The birds cheeped in the trees, and overhead we heard the call of a circling sparrowhawk, identified for me by my walking partner who has more knowledge of bird call that I, although I can recognise a territorial robin and a wren in the bushes.
It was a cold morning, and midway we popped into the pub for a welcome coffee and a warm up! We took a short cut back to Devizes across the frozen fields, saving ourselves a mile of frozen mud and large puddles covered in swirling patterns of half frozen ice.
This wretched width of cold (thanks Philip Larkin) was seen from Laywood Bridge, with the distant hills of Salisbury Plain on the horizon. Unfortunately heavy guns "crumped" all morning during army manoeuvers, which rather disturbed the peace and quiet.

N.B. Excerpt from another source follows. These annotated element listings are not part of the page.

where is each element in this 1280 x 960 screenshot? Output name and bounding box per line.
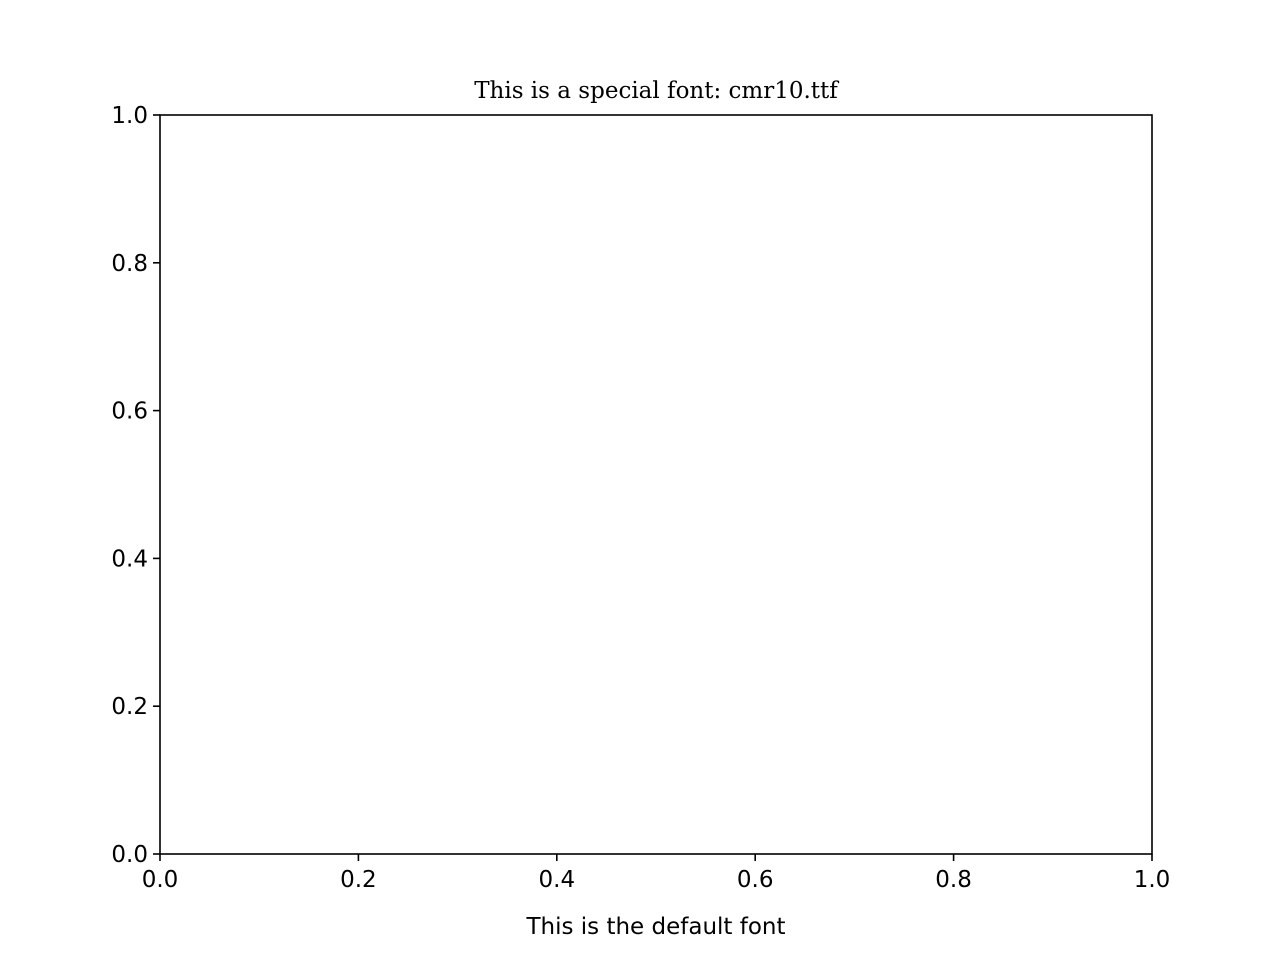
y-tick-label: 0.4 bbox=[111, 546, 148, 572]
y-tick-label: 0.6 bbox=[111, 399, 148, 425]
x-tick-label: 0.4 bbox=[539, 867, 576, 893]
y-tick-label: 0.0 bbox=[111, 842, 148, 868]
y-axis: 0.0 0.2 0.4 0.6 0.8 1.0 bbox=[111, 103, 160, 868]
x-tick-label: 0.6 bbox=[737, 867, 774, 893]
y-tick-label: 0.8 bbox=[111, 251, 148, 277]
y-tick-label: 1.0 bbox=[111, 103, 148, 129]
x-axis-label: This is the default font bbox=[525, 914, 785, 940]
x-axis: 0.0 0.2 0.4 0.6 0.8 1.0 bbox=[142, 854, 1171, 893]
x-tick-label: 0.0 bbox=[142, 867, 179, 893]
x-tick-label: 0.2 bbox=[340, 867, 377, 893]
x-tick-label: 1.0 bbox=[1134, 867, 1171, 893]
y-tick-label: 0.2 bbox=[111, 694, 148, 720]
x-tick-label: 0.8 bbox=[935, 867, 972, 893]
chart-title: This is a special font: cmr10.ttf bbox=[474, 78, 839, 104]
axes-frame bbox=[159, 114, 1153, 855]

The ducks sit on the ice, while in the background two swans annoy the boat owner by tapping on the boat´s hull and demanding food. I never fed the ducks or swans from my boat, because once they knew that I was a good source of easy food, they would wake me very early in the morning with their taps on the hull. It was even worse in the mating session, when the tapping was accompanied by frantic squawking and fighting amongst the male ducks on the metal roof of the boat! I must admit though, that I did enjoy being out there with raw nature!